Jusqu’à présent uniquement mentionné dans ces pages pour un concert (mitigé) donné au Bozar Electronic Arts Festival en 2017, William Basinski poursuit pourtant une carrière discographique assez riche qui le conduit, en cet automne, à livrer un album en commun avec Lawrence English. On sait ce dernier très adepte du travail collaboratif et on se demande alors bien ce qu’une coopération avec l’États-Unien allait bien pouvoir produire de novateur, dans un registre ambient déjà très embouteillé.
De fait, et sans réelle surprise, on se retrouve face à deux plages d’une vingtaine de minutes chacune, proposant des superpositions de nappes et de strates sonores, jouant doucement sur les sensations de flux et reflux, et sur la présence de simili-souffles.
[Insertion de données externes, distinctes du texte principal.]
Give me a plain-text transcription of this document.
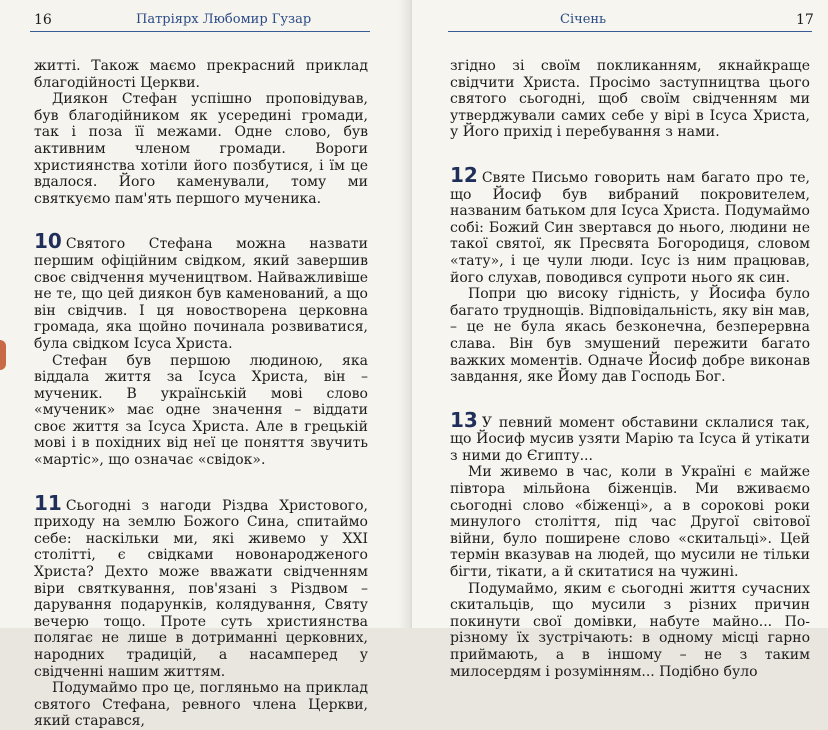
16	Патріярх Любомир Гузар

житті. Також маємо прекрасний приклад благодійності Церкви.

Диякон Стефан успішно проповідував, був благодійником як усередині громади, так і поза її межами. Одне слово, був активним членом громади. Вороги християнства хотіли його позбутися, і їм це вдалося. Його каменували, тому ми святкуємо пам'ять першого мученика.

10 Святого Стефана можна назвати першим офіційним свідком, який завершив своє свідчення мучеництвом. Найважливіше не те, що цей диякон був каменований, а що він свідчив. І ця новостворена церковна громада, яка щойно починала розвиватися, була свідком Ісуса Христа.

Стефан був першою людиною, яка віддала життя за Ісуса Христа, він – мученик. В українській мові слово «мученик» має одне значення – віддати своє життя за Ісуса Христа. Але в грецькій мові і в похідних від неї це поняття звучить «мартіс», що означає «свідок».

11 Сьогодні з нагоди Різдва Христового, приходу на землю Божого Сина, спитаймо себе: наскільки ми, які живемо у XXI столітті, є свідками новонародженого Христа? Дехто може вважати свідченням віри святкування, пов'язані з Різдвом – дарування подарунків, колядування, Святу вечерю тощо. Проте суть християнства полягає не лише в дотриманні церковних, народних традицій, а насамперед у свідченні нашим життям.

Подумаймо про це, погляньмо на приклад святого Стефана, ревного члена Церкви, який старався,

Січень	17

згідно зі своїм покликанням, якнайкраще свідчити Христа. Просімо заступництва цього святого сьогодні, щоб своїм свідченням ми утверджували самих себе у вірі в Ісуса Христа, у Його прихід і перебування з нами.

12 Святе Письмо говорить нам багато про те, що Йосиф був вибраний покровителем, названим батьком для Ісуса Христа. Подумаймо собі: Божий Син звертався до нього, людини не такої святої, як Пресвята Богородиця, словом «тату», і це чули люди. Ісус із ним працював, його слухав, поводився супроти нього як син.

Попри цю високу гідність, у Йосифа було багато труднощів. Відповідальність, яку він мав, – це не була якась безконечна, безперервна слава. Він був змушений пережити багато важких моментів. Одначе Йосиф добре виконав завдання, яке Йому дав Господь Бог.

13 У певний момент обставини склалися так, що Йосиф мусив узяти Марію та Ісуса й утікати з ними до Єгипту...

Ми живемо в час, коли в Україні є майже півтора мільйона біженців. Ми вживаємо сьогодні слово «біженці», а в сорокові роки минулого століття, під час Другої світової війни, було поширене слово «скитальці». Цей термін вказував на людей, що мусили не тільки бігти, тікати, а й скитатися на чужині.

Подумаймо, яким є сьогодні життя сучасних скитальців, що мусили з різних причин покинути свої домівки, набуте майно... По-різному їх зустрічають: в одному місці гарно приймають, а в іншому – не з таким милосердям і розумінням... Подібно було
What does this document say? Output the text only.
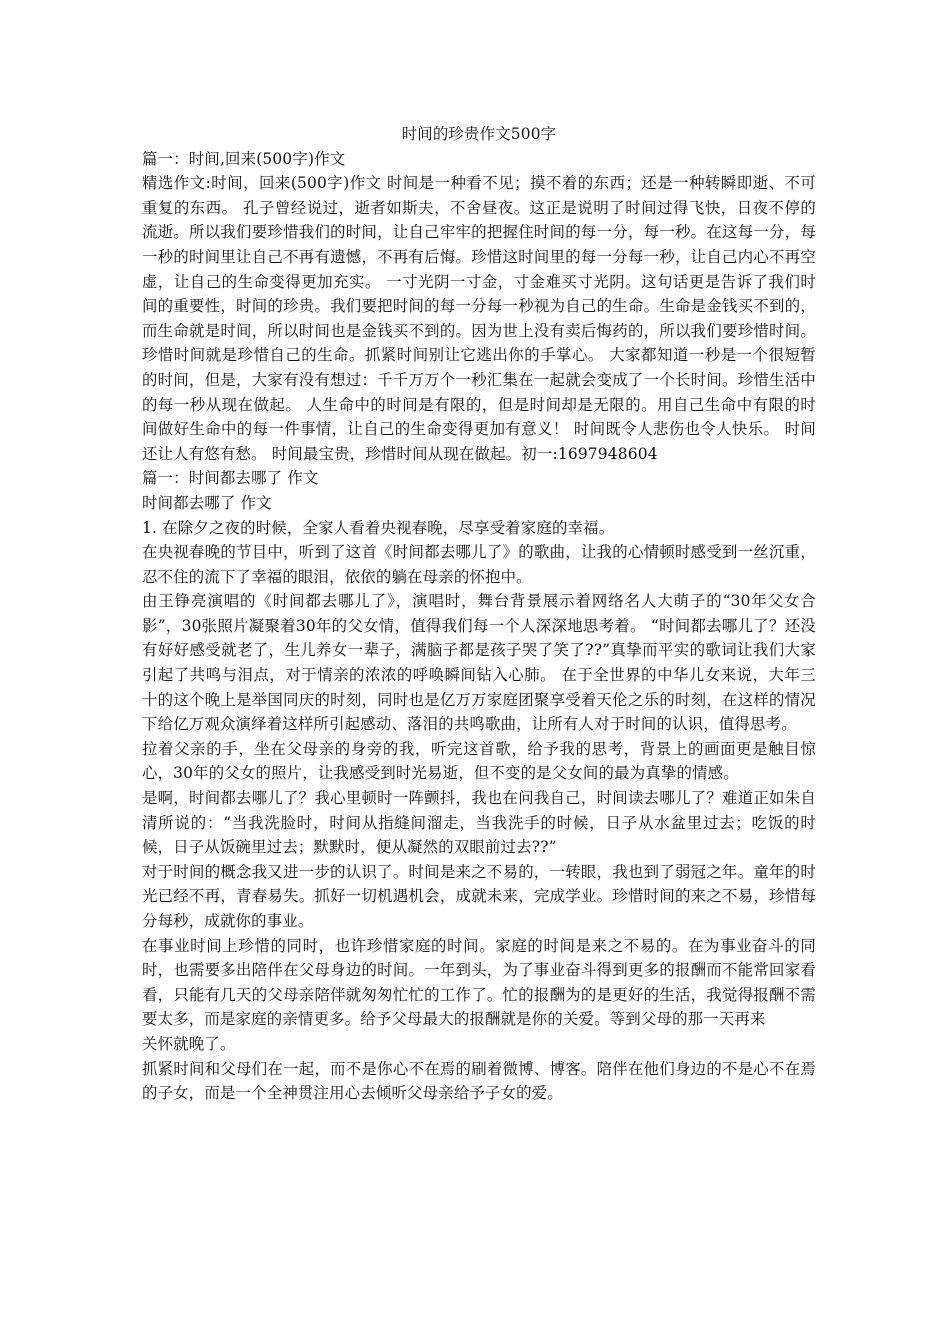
时间的珍贵作文500字

篇一：时间,回来(500字)作文

精选作文:时间，回来(500字)作文 时间是一种看不见；摸不着的东西；还是一种转瞬即逝、不可重复的东西。 孔子曾经说过，逝者如斯夫，不舍昼夜。这正是说明了时间过得飞快，日夜不停的流逝。所以我们要珍惜我们的时间，让自己牢牢的把握住时间的每一分，每一秒。在这每一分，每一秒的时间里让自己不再有遗憾，不再有后悔。珍惜这时间里的每一分每一秒，让自己内心不再空虚，让自己的生命变得更加充实。 一寸光阴一寸金，寸金难买寸光阴。这句话更是告诉了我们时间的重要性，时间的珍贵。我们要把时间的每一分每一秒视为自己的生命。生命是金钱买不到的，而生命就是时间，所以时间也是金钱买不到的。因为世上没有卖后悔药的，所以我们要珍惜时间。珍惜时间就是珍惜自己的生命。抓紧时间别让它逃出你的手掌心。 大家都知道一秒是一个很短暂的时间，但是，大家有没有想过：千千万万个一秒汇集在一起就会变成了一个长时间。珍惜生活中的每一秒从现在做起。 人生命中的时间是有限的，但是时间却是无限的。用自己生命中有限的时间做好生命中的每一件事情，让自己的生命变得更加有意义！ 时间既令人悲伤也令人快乐。 时间还让人有悠有愁。 时间最宝贵，珍惜时间从现在做起。初一:1697948604

篇一：时间都去哪了 作文

时间都去哪了 作文

1. 在除夕之夜的时候，全家人看着央视春晚，尽享受着家庭的幸福。

在央视春晚的节目中，听到了这首《时间都去哪儿了》的歌曲，让我的心情顿时感受到一丝沉重，忍不住的流下了幸福的眼泪，依依的躺在母亲的怀抱中。

由王铮亮演唱的《时间都去哪儿了》，演唱时，舞台背景展示着网络名人大萌子的“30年父女合影”，30张照片凝聚着30年的父女情，值得我们每一个人深深地思考着。 “时间都去哪儿了？还没有好好感受就老了，生儿养女一辈子，满脑子都是孩子哭了笑了??”真挚而平实的歌词让我们大家引起了共鸣与泪点，对于情亲的浓浓的呼唤瞬间钻入心肺。 在于全世界的中华儿女来说，大年三十的这个晚上是举国同庆的时刻，同时也是亿万万家庭团聚享受着天伦之乐的时刻，在这样的情况下给亿万观众演绎着这样所引起感动、落泪的共鸣歌曲，让所有人对于时间的认识，值得思考。

拉着父亲的手，坐在父母亲的身旁的我，听完这首歌，给予我的思考，背景上的画面更是触目惊心，30年的父女的照片，让我感受到时光易逝，但不变的是父女间的最为真挚的情感。

是啊，时间都去哪儿了？我心里顿时一阵颤抖，我也在问我自己，时间读去哪儿了？难道正如朱自清所说的：“当我洗脸时，时间从指缝间溜走，当我洗手的时候，日子从水盆里过去；吃饭的时候，日子从饭碗里过去；默默时，便从凝然的双眼前过去??”

对于时间的概念我又进一步的认识了。时间是来之不易的，一转眼，我也到了弱冠之年。童年的时光已经不再，青春易失。抓好一切机遇机会，成就未来，完成学业。珍惜时间的来之不易，珍惜每分每秒，成就你的事业。

在事业时间上珍惜的同时，也许珍惜家庭的时间。家庭的时间是来之不易的。在为事业奋斗的同时，也需要多出陪伴在父母身边的时间。一年到头，为了事业奋斗得到更多的报酬而不能常回家看看，只能有几天的父母亲陪伴就匆匆忙忙的工作了。忙的报酬为的是更好的生活，我觉得报酬不需要太多，而是家庭的亲情更多。给予父母最大的报酬就是你的关爱。等到父母的那一天再来

关怀就晚了。

抓紧时间和父母们在一起，而不是你心不在焉的刷着微博、博客。陪伴在他们身边的不是心不在焉的子女，而是一个全神贯注用心去倾听父母亲给予子女的爱。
Temporary Residence nous indique que ces deux morceaux ont été composés simultanément de part et d’autre du Pacifique par le Californien et l’Australien, chacun cherchant à travailler autour de l’itération ; mais, en vérité, ils auraient pu tout aussi bien s’échanger des fichiers ou bien se retrouver physiquement au même endroit pour ce processus créatif, on n’est pas certain que le résultat aurait été différent.
Assurément, aussi bien William Basinski que Lawrence English maîtrisent leur sujet et n’ont plus grand-chose à prouver en la matière, mais ce Selva Oscura, sans jamais être désagréable ni raté, sonne diablement comme une production assez paresseuse. On relèvera néanmoins la présence plus appuyée d’une basse, au milieu du second titre, plongeant encore davantage le tout dans une noirceur d’encre, tandis qu’un jeu sur une forme de delay permet de tempérer un peu le jugement sévère qu’on avait fini par adopter, et qui ne nous empêchera toutefois pas de repérer que le duo se produira, en mars prochain, à Présences Électronique.